Anyway, Messrs. Ubi and Nexon assert in HealthAffairs that the medical- innovation ”eco-system” is “severely stressed” and they say that policy improvements are essential.
They write that the biggest problems include: reduced investment; reduced revenue growth; flight of clinical trials and first-product introduction out of the United States; increasing difficulty in getting public and private insurers to cover patient costs to use new medical devices and diagnostics, and disincentives for providers to adopt new technology.
Their solutions:
*”The FDA and the Centers for Medicare and Medicaid Services (CMS) should adopt a seamless, accelerated process for approval of breakthrough products that offer the promise of significant improvements in treatment or diagnosis of serious illnesses.”

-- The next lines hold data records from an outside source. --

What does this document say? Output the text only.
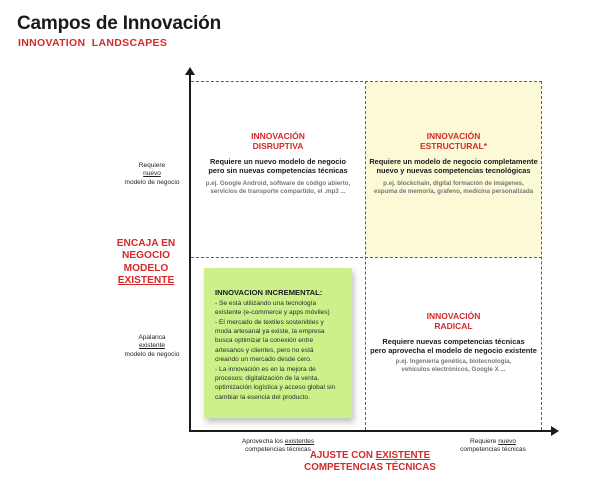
Campos de Innovación
INNOVATION  LANDSCAPES
INNOVACIÓN
DISRUPTIVA
Requiere un nuevo modelo de negocio
pero sin nuevas competencias técnicas
p.ej. Google Android, software de código abierto,
servicios de transporte compartido, el .mp3 ...
INNOVACIÓN
ESTRUCTURAL*
Requiere un modelo de negocio completamente
nuevo y nuevas competencias tecnológicas
p.ej. blockchain, digital formación de imágenes,
espuma de memoria, grafeno, medicina personalizada
INNOVACIÓN
RADICAL
Requiere nuevas competencias técnicas
pero aprovecha el modelo de negocio existente
p.ej. Ingeniería genética, biotecnología,
vehículos electrónicos, Google X ...
INNOVACION INCREMENTAL:
- Se está utilizando una tecnología
existente (e-commerce y apps móviles)
- El mercado de textiles sostenibles y
moda artesanal ya existe, la empresa
busca optimizar la conexión entre
artesanos y clientes, pero no está
creando un mercado desde cero.
- La innovación es en la mejora de
procesos: digitalización de la venta,
optimización logística y acceso global sin
cambiar la esencia del producto.
Requiere
nuevo
modelo de negocio
Apalanca
existente
modelo de negocio
ENCAJA EN
NEGOCIO
MODELO
EXISTENTE
Aprovecha los existentes
competencias técnicas
Requiere nuevo
competencias técnicas
AJUSTE CON EXISTENTE
COMPETENCIAS TÉCNICAS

*”The FDA needs to continue to progress toward the goal articulated in the device center’s recent vision statement that patients in the U.S. will have first in the world access to new medical devices.”

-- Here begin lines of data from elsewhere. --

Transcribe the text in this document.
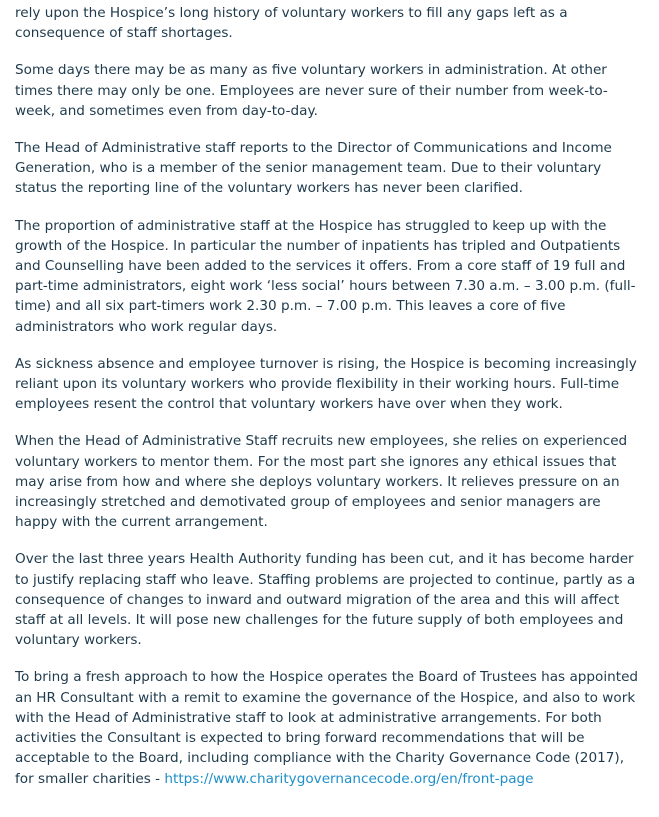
rely upon the Hospice’s long history of voluntary workers to fill any gaps left as a consequence of staff shortages.

Some days there may be as many as five voluntary workers in administration. At other times there may only be one. Employees are never sure of their number from week-to-week, and sometimes even from day-to-day.

The Head of Administrative staff reports to the Director of Communications and Income Generation, who is a member of the senior management team. Due to their voluntary status the reporting line of the voluntary workers has never been clarified.

The proportion of administrative staff at the Hospice has struggled to keep up with the growth of the Hospice. In particular the number of inpatients has tripled and Outpatients and Counselling have been added to the services it offers. From a core staff of 19 full and part-time administrators, eight work ‘less social’ hours between 7.30 a.m. – 3.00 p.m. (full-time) and all six part-timers work 2.30 p.m. – 7.00 p.m. This leaves a core of five administrators who work regular days.

As sickness absence and employee turnover is rising, the Hospice is becoming increasingly reliant upon its voluntary workers who provide flexibility in their working hours. Full-time employees resent the control that voluntary workers have over when they work.

When the Head of Administrative Staff recruits new employees, she relies on experienced voluntary workers to mentor them. For the most part she ignores any ethical issues that may arise from how and where she deploys voluntary workers. It relieves pressure on an increasingly stretched and demotivated group of employees and senior managers are happy with the current arrangement.

Over the last three years Health Authority funding has been cut, and it has become harder to justify replacing staff who leave. Staffing problems are projected to continue, partly as a consequence of changes to inward and outward migration of the area and this will affect staff at all levels. It will pose new challenges for the future supply of both employees and voluntary workers.

To bring a fresh approach to how the Hospice operates the Board of Trustees has appointed an HR Consultant with a remit to examine the governance of the Hospice, and also to work with the Head of Administrative staff to look at administrative arrangements. For both activities the Consultant is expected to bring forward recommendations that will be acceptable to the Board, including compliance with the Charity Governance Code (2017), for smaller charities - https://www.charitygovernancecode.org/en/front-page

*”CMS needs to view encouraging medical innovation as part of its mission and review all its policies with this goal in mind.”
* “U.S. tax policy needs to be reformed to put knowledge-based, high- value-added industries on a level playing field with competitor countries. Prior to the enactment of the medical-device tax, medical technology companies paid an effective federal tax rate of 31 percent on activities …taxed in the U.S., but an average effective rate of 14 percent on activities located and taxed abroad.”